だが、そんなロイの顔色はお構いなしに、少年は『一見純粋無垢そうな可愛らしい顔』で質問する。
「やっぱ、モテんの?あの人?」
「ああ、女性軍人達が騒いでいるのが私の耳にも入っているよ?」
「ちぇー、やっぱりそうか」
「私も応援してあげようか?」
「うん?」
「私がお願いすれば、彼は聞いてくれるかもしれない」
さあっと、ロイの顔から血の気が引く。
だが、少年はあっさりと首を横に振った。
「いらねー。自分で落とさないと、意味ないじゃん?」
「ふむ。なかなか君は男前だな―――。勝算はあるのかい?」
「そりゃ、これからだよ。まずは自分の魅力をあげないとね・・・・・・・
そうだ!なぁ、やっぱり応援してくれよ?」
「どういった風にだね?」
「子供なのは時が解決してくれるだろうから、とりあえずスキルUPってことで、錬金術師としての能力を上げたい。

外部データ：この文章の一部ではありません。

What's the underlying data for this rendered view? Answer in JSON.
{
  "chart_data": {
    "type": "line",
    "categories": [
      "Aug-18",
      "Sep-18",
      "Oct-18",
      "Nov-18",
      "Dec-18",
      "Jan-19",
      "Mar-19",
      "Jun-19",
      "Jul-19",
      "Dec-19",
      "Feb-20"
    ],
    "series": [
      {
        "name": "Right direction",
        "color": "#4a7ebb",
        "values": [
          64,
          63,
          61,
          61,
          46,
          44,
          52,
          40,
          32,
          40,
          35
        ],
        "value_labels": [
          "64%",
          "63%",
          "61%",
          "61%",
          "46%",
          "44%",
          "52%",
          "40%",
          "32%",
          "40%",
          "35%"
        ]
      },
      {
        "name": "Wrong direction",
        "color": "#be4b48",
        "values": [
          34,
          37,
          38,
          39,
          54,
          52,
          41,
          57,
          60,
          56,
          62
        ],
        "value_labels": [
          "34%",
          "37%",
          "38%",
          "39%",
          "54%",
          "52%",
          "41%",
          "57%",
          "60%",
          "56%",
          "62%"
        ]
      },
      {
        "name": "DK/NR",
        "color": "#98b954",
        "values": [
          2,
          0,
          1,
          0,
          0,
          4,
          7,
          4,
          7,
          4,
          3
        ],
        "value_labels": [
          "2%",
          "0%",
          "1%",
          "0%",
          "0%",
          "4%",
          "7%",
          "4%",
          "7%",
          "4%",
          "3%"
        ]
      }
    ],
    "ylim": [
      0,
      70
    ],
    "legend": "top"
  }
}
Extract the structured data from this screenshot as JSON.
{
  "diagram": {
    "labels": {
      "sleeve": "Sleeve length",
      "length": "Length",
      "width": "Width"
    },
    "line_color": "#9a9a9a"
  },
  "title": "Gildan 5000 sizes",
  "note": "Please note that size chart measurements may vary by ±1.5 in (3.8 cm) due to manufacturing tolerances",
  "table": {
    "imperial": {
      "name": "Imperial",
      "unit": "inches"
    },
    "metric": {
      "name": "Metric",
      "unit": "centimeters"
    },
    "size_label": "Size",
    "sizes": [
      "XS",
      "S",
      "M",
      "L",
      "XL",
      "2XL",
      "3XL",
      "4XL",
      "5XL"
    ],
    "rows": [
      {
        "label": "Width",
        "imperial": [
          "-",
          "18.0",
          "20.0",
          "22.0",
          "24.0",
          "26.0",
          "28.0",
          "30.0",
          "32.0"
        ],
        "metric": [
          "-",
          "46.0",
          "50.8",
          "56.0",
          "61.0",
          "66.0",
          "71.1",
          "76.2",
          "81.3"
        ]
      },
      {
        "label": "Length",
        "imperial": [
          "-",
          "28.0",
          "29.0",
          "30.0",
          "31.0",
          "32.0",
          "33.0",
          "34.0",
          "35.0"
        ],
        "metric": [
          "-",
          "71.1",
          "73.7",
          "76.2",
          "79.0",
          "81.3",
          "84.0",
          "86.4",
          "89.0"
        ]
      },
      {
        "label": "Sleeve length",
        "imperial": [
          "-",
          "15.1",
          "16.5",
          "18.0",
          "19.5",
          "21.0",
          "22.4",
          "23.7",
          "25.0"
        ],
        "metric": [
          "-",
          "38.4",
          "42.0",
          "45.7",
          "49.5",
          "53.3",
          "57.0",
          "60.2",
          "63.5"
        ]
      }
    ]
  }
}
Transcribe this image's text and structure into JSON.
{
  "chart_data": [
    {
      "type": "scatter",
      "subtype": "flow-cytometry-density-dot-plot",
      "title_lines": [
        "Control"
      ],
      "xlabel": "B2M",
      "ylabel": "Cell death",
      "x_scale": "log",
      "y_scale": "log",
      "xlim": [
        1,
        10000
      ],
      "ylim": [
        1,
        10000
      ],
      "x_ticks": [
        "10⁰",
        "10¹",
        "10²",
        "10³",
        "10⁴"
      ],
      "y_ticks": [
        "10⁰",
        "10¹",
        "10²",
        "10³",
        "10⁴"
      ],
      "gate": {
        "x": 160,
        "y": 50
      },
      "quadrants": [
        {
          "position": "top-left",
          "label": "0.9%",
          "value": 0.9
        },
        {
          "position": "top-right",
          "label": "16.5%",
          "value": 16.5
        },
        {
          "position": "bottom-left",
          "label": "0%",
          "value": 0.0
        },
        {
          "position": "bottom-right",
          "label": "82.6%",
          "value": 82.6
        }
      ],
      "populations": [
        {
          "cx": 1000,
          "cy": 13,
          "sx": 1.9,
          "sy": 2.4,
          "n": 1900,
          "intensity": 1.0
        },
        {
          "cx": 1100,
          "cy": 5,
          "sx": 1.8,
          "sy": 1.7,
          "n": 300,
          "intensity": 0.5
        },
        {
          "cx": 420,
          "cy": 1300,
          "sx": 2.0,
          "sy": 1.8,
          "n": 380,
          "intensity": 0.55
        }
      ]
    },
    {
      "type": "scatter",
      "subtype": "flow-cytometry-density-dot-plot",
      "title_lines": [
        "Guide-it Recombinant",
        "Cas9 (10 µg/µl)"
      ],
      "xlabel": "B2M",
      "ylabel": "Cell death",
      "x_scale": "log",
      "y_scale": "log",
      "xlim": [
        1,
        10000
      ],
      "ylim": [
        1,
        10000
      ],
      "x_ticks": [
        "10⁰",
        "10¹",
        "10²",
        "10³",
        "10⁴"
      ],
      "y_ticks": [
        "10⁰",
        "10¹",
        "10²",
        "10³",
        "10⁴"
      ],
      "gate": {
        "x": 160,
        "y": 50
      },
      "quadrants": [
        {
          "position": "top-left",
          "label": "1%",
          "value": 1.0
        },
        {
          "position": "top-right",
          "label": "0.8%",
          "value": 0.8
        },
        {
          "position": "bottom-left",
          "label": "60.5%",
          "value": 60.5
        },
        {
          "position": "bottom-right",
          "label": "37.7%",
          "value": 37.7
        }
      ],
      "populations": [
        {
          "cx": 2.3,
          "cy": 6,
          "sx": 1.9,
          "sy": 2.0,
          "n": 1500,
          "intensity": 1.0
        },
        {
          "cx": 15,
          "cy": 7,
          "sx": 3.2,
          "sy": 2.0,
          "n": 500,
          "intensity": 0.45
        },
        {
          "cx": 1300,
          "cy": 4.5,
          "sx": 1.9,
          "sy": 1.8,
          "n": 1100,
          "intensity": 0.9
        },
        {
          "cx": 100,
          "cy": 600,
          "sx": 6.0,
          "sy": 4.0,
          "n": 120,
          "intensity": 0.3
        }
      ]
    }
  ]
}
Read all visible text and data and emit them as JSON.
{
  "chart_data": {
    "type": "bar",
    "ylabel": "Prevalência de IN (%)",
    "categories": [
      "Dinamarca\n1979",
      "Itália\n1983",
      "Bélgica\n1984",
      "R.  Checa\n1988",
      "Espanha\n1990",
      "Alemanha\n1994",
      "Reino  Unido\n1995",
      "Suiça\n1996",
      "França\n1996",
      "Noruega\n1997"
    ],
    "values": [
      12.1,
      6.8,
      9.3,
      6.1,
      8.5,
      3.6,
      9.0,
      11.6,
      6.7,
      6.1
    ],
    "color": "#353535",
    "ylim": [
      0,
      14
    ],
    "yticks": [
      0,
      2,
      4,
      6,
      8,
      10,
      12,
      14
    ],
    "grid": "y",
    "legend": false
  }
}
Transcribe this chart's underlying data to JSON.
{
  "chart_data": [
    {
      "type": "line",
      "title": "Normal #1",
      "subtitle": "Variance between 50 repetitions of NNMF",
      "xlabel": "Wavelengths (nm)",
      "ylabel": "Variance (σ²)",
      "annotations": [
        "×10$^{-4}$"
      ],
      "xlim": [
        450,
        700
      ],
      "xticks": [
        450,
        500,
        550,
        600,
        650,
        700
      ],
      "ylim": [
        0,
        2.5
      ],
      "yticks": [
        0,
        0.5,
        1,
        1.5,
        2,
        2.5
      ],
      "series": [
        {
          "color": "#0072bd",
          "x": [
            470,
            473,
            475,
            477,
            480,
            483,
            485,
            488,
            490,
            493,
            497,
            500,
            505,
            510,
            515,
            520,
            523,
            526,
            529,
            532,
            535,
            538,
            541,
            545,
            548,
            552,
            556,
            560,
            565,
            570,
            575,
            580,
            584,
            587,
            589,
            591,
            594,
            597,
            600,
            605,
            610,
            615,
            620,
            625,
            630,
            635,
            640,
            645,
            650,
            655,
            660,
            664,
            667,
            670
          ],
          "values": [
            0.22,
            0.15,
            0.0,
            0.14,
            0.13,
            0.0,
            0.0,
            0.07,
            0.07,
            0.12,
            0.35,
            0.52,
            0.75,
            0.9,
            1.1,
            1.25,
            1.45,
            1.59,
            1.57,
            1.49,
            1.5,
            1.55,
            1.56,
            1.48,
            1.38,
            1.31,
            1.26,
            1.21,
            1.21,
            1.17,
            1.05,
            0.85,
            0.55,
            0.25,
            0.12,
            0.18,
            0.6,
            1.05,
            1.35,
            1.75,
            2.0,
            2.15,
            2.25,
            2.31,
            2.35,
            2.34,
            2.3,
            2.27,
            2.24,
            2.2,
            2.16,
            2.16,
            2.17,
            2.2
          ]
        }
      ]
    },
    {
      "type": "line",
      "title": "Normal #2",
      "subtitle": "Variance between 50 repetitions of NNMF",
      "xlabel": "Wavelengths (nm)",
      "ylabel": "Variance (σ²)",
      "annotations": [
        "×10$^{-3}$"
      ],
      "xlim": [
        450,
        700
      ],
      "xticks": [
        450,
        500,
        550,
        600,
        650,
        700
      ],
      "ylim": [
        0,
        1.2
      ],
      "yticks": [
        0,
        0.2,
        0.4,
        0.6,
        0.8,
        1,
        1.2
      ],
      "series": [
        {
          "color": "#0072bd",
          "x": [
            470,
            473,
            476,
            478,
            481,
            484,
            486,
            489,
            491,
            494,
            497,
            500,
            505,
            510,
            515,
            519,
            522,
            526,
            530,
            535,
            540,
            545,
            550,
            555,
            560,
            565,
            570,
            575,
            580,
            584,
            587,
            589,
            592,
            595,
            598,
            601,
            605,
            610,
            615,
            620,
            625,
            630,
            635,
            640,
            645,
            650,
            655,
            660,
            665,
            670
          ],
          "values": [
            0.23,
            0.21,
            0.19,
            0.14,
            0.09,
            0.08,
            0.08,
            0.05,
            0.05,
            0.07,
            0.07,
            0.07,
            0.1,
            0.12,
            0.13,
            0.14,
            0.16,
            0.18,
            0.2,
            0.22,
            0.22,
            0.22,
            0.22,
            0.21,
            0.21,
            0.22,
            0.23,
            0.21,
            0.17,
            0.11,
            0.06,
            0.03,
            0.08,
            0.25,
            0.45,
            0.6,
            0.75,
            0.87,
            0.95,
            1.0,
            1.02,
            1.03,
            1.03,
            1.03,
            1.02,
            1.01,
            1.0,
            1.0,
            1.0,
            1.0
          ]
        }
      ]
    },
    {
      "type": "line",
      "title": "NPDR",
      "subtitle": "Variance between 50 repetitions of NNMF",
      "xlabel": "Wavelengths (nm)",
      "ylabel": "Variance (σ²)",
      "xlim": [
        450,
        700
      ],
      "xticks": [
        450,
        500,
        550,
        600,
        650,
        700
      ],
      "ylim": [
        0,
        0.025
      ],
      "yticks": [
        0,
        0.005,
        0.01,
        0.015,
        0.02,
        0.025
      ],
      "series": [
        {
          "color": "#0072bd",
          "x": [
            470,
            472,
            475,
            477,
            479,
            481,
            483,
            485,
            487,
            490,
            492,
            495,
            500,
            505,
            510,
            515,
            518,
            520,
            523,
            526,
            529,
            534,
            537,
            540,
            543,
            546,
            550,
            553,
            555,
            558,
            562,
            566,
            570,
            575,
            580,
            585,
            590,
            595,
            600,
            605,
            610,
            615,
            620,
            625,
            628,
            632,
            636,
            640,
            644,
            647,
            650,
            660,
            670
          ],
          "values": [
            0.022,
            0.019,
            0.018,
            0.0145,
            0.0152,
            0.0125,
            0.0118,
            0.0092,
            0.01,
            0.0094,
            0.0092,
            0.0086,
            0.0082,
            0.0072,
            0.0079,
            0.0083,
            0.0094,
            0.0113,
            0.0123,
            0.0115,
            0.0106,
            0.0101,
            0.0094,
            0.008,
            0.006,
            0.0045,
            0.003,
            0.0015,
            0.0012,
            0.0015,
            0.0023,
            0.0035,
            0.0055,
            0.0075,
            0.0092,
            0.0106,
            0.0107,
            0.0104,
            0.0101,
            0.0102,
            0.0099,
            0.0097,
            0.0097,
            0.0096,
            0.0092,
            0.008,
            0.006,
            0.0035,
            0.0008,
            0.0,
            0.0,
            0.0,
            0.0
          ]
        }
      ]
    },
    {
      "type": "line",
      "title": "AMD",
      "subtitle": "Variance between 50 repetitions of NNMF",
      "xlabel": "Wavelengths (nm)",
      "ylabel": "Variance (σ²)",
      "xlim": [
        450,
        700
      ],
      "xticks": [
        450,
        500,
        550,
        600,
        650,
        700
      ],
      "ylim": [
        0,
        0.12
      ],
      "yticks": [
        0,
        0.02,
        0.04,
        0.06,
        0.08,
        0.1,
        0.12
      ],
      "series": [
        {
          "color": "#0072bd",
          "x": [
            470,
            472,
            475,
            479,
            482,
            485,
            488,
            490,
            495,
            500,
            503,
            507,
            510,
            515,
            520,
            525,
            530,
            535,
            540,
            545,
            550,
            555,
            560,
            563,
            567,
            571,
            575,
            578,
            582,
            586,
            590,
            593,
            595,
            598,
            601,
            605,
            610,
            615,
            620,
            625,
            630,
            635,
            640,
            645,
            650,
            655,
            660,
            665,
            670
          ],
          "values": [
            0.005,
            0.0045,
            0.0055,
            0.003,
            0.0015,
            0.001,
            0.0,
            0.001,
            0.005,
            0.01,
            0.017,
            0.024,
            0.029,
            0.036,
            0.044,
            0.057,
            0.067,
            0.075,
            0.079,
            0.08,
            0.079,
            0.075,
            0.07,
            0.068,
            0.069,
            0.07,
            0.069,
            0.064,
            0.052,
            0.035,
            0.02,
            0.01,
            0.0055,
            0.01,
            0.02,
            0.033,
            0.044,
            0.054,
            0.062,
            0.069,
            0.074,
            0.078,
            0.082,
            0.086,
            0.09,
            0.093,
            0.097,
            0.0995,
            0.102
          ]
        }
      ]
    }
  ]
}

まずは一目置かれるように自分の研究を頑張りたいから、それに必要な資料とか文献とか・・・・・
オレに手が届かないものがあるとき、アンタを頼ってもいいか?」
「―――――いいだろう。君の能力が上がるということは、軍としても願ったりだ」
「じゃ、交渉成立ってことで・・・・・って、まずは試験に受かんないとな・・・大総統?」
「・・・・・・君の銘を考えないといけないな?楽しみにしていたまえ」
事実上の『内定』告げるような科白を残して、今度こそ大総統は試験会場を後にした。
ロイはいまだ顔色をなくしたままその後姿を見送り、次に少年に視線を移すと―――
それに気が付いたように彼はこちらを振り向いた。
ロイを見つめて、薄桃色の小さな口元がニヤリと笑う。
途端、ロイの眉間に皺が寄った。
・・・・・・それは、どうみても『愛しい男』に向ける笑いではない。